Chapitre 12 : Oriana – Opération risquée

Oriana ouvrit les yeux sans se souvenir les avoir fermés. Elle était allongée, dans son lit, sous la… Dans son lit ?

Elle se releva brusquement. Elle était dans sa chambre, dans son appartement, dans son lit. Les murs recouverts d’une tapisserie sale qui se décrochait par endroits. La moisissure à quelques endroits stratégiques. Les rideaux lourds ne masquant pas totalement la lumière extérieure. Le plancher en faux bois. Le petit lit grinçant. Les draps tâchés. La couverture trouée. Elle se trouvait bien chez elle.
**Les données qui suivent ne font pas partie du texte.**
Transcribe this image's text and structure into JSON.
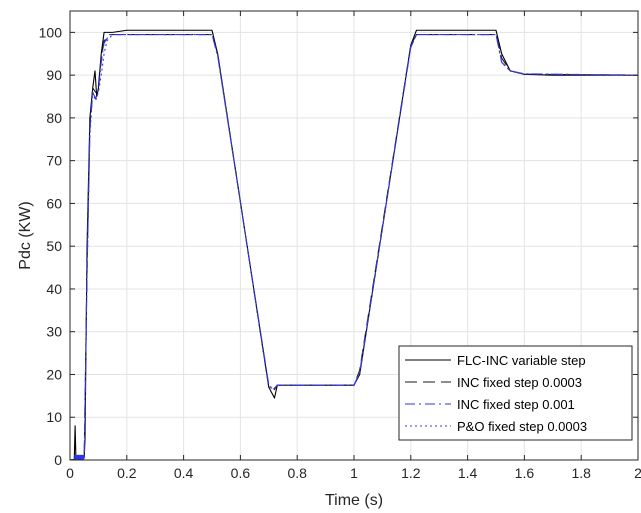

Elle toucha son ventre, son corps, sa tête. Aucune douleur, aucune migraine, aucune sensation de fatigue. En revanche, elle avait faim et soif.

Elle se leva, passa devant la table de chevet sur laquelle trônaient les photos de sa mère et de la famille de son frère puis se rendit dans la salle de bain où elle avala trois grands verres d’eau, dont elle trouva le goût ignoble.

Dans le miroir, elle se retrouva, égale à elle-même, dans les vêtements qu’elle portait le jour de son arrivée à la Clinique.

La Clinique ? Cette fable avait-elle jamais existé ? Avait-elle rêvé ? N’était-ce qu’un cauchemar long et compliqué ? En tremblant, elle alluma la télévision sur une chaîne d’information juste pour y avoir indiqué la date du jour. L’année avait changé. Elle n’avait pas rêvé.

Elle s’assit sur son canapé, le cœur battant à mille à l’heure, la respiration rapide. Il ne faisait aucun doute qu’elle faisait une crise d’angoisse. Elle était en vie. Elle avait survécu. Il lui avait rendu sa liberté.

La sonnerie de son téléphone la fit sortir de ses pensées. Son téléphone ? Dans son sac. Son sac ? Sur la table basse. Elle en tira l’appareil qui afficha un numéro qu’elle ne connaissait pas. Elle appuya sur le bouton vert.

- Bonjour, Oriana.

- Baptiste, frémit la jeune femme en reconnaissant la voix du médecin.

- Tu as survécu. Mes équipes et moi-même analyseront toute ta grossesse et fouilleront dans tous tes examens à la recherche de l’explication. Grâce à toi, je l’espère, plus aucune femme ne mourra dans ma Clinique.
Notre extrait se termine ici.